Synology assistant says:"Configuration Lost". And no acces to the NAS anymore, no Webman, No SSH, No diskstation, only the homepage of the webserver shows up (but no other pages...).
The helpdesk of Synology only answers with the "standard" solutions (reset config, re-install) wich don't solve the problem.
I managed to retrieve the logfile from the disk (see attached file) and as far as I can see there is now a mismatch between the startup scripts and the installed libraries...
And thanks to Synology there is no way back to the old firmware..
Normally there are ways to bypass this restriction, but they need the WebManager to run.

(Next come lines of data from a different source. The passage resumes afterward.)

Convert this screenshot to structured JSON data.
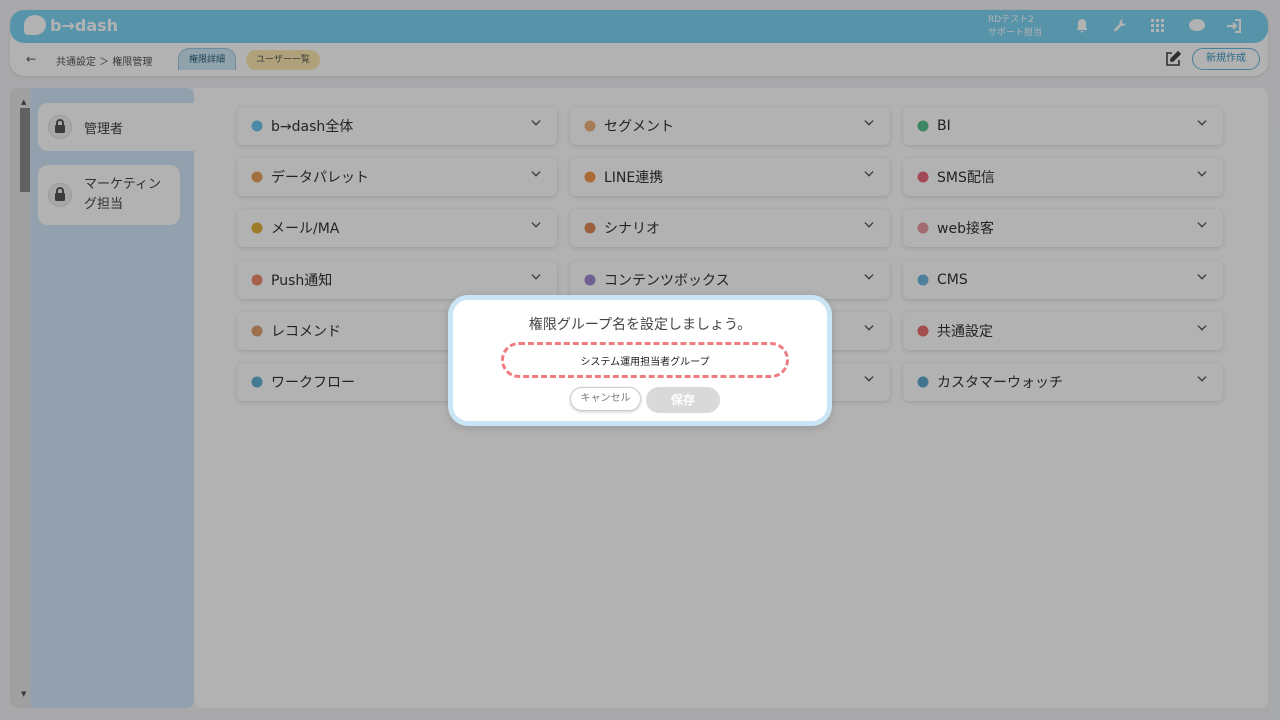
{
  "header": {
    "brand": "b→dash",
    "user_line1": "RDテスト2",
    "user_line2": "サポート担当",
    "icons": [
      "bell-icon",
      "wrench-icon",
      "apps-grid-icon",
      "chat-bubble-icon",
      "logout-icon"
    ]
  },
  "subnav": {
    "back_arrow": "←",
    "breadcrumb": "共通設定 ＞ 権限管理",
    "tab_detail": "権限詳細",
    "tab_users": "ユーザー一覧",
    "new_button": "新規作成"
  },
  "sidebar": {
    "roles": [
      {
        "label": "管理者"
      },
      {
        "label": "マーケティング担当"
      }
    ]
  },
  "features": [
    {
      "label": "b→dash全体",
      "icon": "bdash-icon"
    },
    {
      "label": "セグメント",
      "icon": "segment-icon"
    },
    {
      "label": "BI",
      "icon": "bi-chart-icon"
    },
    {
      "label": "データパレット",
      "icon": "data-palette-icon"
    },
    {
      "label": "LINE連携",
      "icon": "line-icon"
    },
    {
      "label": "SMS配信",
      "icon": "sms-icon"
    },
    {
      "label": "メール/MA",
      "icon": "mail-icon"
    },
    {
      "label": "シナリオ",
      "icon": "scenario-icon"
    },
    {
      "label": "web接客",
      "icon": "web-icon"
    },
    {
      "label": "Push通知",
      "icon": "push-icon"
    },
    {
      "label": "コンテンツボックス",
      "icon": "content-box-icon"
    },
    {
      "label": "CMS",
      "icon": "cms-icon"
    },
    {
      "label": "レコメンド",
      "icon": "recommend-icon"
    },
    {
      "label": "",
      "icon": ""
    },
    {
      "label": "共通設定",
      "icon": "common-settings-icon"
    },
    {
      "label": "ワークフロー",
      "icon": "workflow-icon"
    },
    {
      "label": "",
      "icon": ""
    },
    {
      "label": "カスタマーウォッチ",
      "icon": "customer-watch-icon"
    }
  ],
  "modal": {
    "title": "権限グループ名を設定しましょう。",
    "input_value": "システム運用担当者グループ",
    "cancel_label": "キャンセル",
    "save_label": "保存"
  },
  "colors": {
    "accent": "#7fd4f3",
    "sidebar_bg": "#d3e6f8",
    "input_border": "#f07c82"
  }
}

Does anyone know a way to re-install an old firmware with Synology assistant without loosing the data on the disk ???

 

[Kris404]

Yes, I also received this e-mail....



And I upgraded my DS108j from DSM 4.0 2228 to the advised version 2262

and now the DS108j won't boot OK (flashing orange light).

Synology assistant says:"Configuration Lost". And no acces to the NAS anymore, no Webman, No SSH, No diskstation, only the homepage of the webserver shows up (but no other pages...).

The helpdesk of Synology only answers with the "standard" solutions (reset config, re-install) wich don't solve the problem.

I managed to retrieve the logfile from the disk (see attached file) and as far as I can see there is now a mismatch between the startup scripts and the installed libraries...

And thanks to Synology there is no way back to the old firmware..

Normally there are ways to bypass this restriction, but they need the WebManager to run.



Does anyone know a way to re-install an old firmware with Synology assistant without loosing the data on the disk ???

There is a way to downgrade, but it is not advisible. I did it one time and almost lost all of my data (luckily, Synology support fixed it logging in remotely)

Try reinstalling with the latest Synology assistant from their website.

 

[stevech]

I'd worry that an old DSM 4.0 NAS should have gone from that to 4.1 then 4.3.
The 108 is nearing end of life support, being what, 6 years old?